Recupera la #Salud sin engordar. Dejar de fumar es un proceso, y aún quien toma la decisión "de un día para otro", debe elaborarla a conciencia. Sin embargo, aunque parezca una misión imposible, renunciar al cigarrillo y no aumentar de peso puede ser posible, sólo hay que tener total convicción y fortaleza para no caer en la tentación de volver a él. En tal caso, es necesario combinar dos aspectos fundamentales desde el momento en que se toma la decisión de erradicar este mal hábito de nuestras vidas, según la doctora Goergina Alberrro, especialista en nutrición y tabaquismo:

Modificar los hábitos alimenticios. Seleccionar conscientemente los alimentos que le hacen bien a tu salud.

Realizar actividad física: hacer algún tipo de ejercicio que te dé placer y que puedas practicarlo a diario, o al menos tres veces por semana.

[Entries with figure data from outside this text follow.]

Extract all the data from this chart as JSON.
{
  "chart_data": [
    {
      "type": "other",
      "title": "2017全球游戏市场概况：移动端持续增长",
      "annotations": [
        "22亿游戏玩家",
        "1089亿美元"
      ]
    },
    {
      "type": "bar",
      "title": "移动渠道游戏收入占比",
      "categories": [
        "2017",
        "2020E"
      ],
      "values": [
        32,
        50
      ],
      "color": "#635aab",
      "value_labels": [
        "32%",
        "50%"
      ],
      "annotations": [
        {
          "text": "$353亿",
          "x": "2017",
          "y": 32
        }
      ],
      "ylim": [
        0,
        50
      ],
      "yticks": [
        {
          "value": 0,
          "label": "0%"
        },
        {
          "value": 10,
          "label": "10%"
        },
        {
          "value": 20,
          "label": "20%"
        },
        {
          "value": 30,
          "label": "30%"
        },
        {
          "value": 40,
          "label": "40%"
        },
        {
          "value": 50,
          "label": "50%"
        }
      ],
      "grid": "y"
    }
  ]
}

En la mayoría de los casos que, en el momento que el cigarrillo se está alejando de tu vida, aparece la necesidad de comer más en sustitución de esos espacios en los que te encontrabas fumando.

Alimentos aliados

Hay ciertos alimentos y bebidas que pueden ayudarte a controlar esta ansiedad sin que esto implique una suma de calorías innecesarias.

Algunos de ellos son:

  • Vegetales del grupo A: acelga, achicoria, pimiento, apio, berenjena, berro, coliflor, endibia, escarola, espárragos, espinaca, hinojo, lechuga, pepino, rábano, repollo, coles de Bruselas, tomate y calabacín.
  • Gelatina y refrescos con gas dietéticos
  • Clara de huevo
  • Caldos de verduras caseros
  • Frutas piña, cerezas, ciruelas, frambuesas, kiwi, limón, mandarina, moras, naranja, papaya, sandía
  • Infusiones: café o té.

Sumar nutrientes extra

El consumo de tabaco e incluso la exposición al humo ambiental del cigarrillo (fumador pasivo) incrementan También las necesidades de algunas vitaminas y minerales que actúan como mecanismo de defensa del organismo y que el fumador tiene en concentraciones bajas.

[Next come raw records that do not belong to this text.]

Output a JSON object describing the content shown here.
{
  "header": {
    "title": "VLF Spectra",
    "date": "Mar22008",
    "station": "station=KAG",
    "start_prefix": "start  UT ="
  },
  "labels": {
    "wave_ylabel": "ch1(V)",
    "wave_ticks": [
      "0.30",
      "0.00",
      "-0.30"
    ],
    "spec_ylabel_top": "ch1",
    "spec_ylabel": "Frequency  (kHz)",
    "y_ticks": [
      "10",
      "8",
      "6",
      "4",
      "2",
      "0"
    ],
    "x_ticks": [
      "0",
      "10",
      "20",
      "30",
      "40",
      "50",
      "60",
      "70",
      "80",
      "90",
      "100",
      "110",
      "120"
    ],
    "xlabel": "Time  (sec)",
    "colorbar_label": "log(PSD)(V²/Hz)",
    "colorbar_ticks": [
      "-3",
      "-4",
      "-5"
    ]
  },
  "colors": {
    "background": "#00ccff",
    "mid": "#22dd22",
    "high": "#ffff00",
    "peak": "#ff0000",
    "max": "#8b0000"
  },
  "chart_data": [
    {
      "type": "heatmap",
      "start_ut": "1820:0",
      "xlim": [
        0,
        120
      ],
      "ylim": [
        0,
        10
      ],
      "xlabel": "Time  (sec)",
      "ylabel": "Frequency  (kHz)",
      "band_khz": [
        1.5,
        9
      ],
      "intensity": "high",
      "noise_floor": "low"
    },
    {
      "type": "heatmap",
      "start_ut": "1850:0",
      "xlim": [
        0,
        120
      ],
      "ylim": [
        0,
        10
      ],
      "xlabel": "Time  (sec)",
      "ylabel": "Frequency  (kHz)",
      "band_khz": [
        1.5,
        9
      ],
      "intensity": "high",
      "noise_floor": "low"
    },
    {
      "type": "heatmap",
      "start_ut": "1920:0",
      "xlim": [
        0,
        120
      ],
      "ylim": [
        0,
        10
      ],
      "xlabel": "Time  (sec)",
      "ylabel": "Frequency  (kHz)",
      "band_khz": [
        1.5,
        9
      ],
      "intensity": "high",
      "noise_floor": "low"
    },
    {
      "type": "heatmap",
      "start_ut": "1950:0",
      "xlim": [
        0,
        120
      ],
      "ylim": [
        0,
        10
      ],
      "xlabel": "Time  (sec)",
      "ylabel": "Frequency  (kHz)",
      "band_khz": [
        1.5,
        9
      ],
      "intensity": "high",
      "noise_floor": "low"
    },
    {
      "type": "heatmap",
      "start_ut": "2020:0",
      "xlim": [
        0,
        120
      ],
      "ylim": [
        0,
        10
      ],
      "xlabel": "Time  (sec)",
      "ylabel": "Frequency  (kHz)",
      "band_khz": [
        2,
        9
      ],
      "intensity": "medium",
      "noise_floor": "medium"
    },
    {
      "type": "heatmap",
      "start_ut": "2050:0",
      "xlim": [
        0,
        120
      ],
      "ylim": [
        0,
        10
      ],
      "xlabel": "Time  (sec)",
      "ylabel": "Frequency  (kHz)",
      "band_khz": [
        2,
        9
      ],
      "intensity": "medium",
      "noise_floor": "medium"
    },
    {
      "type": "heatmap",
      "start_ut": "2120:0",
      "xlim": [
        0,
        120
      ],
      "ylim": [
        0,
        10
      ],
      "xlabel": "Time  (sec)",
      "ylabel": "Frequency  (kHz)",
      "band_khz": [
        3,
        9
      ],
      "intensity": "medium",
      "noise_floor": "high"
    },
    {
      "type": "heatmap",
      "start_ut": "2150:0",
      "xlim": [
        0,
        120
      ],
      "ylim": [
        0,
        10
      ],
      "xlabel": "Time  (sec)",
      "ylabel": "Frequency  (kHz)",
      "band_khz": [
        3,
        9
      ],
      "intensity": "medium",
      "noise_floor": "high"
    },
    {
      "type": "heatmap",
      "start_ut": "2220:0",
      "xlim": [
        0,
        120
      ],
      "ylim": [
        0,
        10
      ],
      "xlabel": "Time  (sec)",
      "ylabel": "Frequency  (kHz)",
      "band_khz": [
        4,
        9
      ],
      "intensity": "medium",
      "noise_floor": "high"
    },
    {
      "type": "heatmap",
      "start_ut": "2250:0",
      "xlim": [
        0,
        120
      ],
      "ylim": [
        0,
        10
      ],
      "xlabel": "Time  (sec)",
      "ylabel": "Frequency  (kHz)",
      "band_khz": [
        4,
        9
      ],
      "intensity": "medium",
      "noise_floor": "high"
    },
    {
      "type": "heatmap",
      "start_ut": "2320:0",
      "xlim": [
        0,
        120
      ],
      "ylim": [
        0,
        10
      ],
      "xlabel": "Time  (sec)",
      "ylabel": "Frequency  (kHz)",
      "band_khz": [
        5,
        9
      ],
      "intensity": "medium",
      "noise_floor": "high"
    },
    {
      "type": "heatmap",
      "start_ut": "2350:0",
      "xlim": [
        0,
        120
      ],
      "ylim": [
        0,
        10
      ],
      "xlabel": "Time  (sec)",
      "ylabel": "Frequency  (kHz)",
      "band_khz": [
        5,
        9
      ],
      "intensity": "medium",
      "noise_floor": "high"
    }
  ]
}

A fin de adquirir buenos hábitos alimenticios se deberá tener en cuenta la importancia de respaldarse en un buen plan nutricional que permita obtener los nutrientes que por fumar se han dejado de consumir, y por tanto, mantener una alimentación saludable.

Con un buen plan de alimentación conseguirás mantenerte alejado del cigarrillo sin aumentar de peso.

Durante los desayunos puedes tomar: yogur desnatado, frutas de la estación, jugo de naranja o tostadas de pan integral con algo de dulce bajo en calorías.

Si tienes hambre o ansiedad a media mañana puedes consumir una ensalada de frutas frescas, u yogur desnatado, un pan integral con mermelada dietética, melón, gelatina o plátano.

En la comida te ayudará comer una milanesa de soya con puré de calabaza, pollo asado con verduras salteadas, arroz con atún al natural, tortilla de espinaca, hamburguesa de soya, pescado asado o salmón. Y como postre una ración de fruta.

A media tarde un batido de melón, 1 plátano, galletas de salvado con queso para untar light o una manzana.

Y en la cena una ensalada de trigo y zanahoria, ensalada de lechuga, palmitos y albahaca, vegetales al wok, ensalada de papas (patatas), remolacha y clara de huevo, arroz integral o ensalada de pepino. Además una la fruta de tu elección.

Con esta dieta alimenticia cubrirás las necesidades de vitaminas y minerales que tu cuerpo necesita y evitarás sentir ansiedad por haber dejado el cigarrillo, por lo tanto, no subirás de peso mientras superas la crisis por haber dejado de fumar.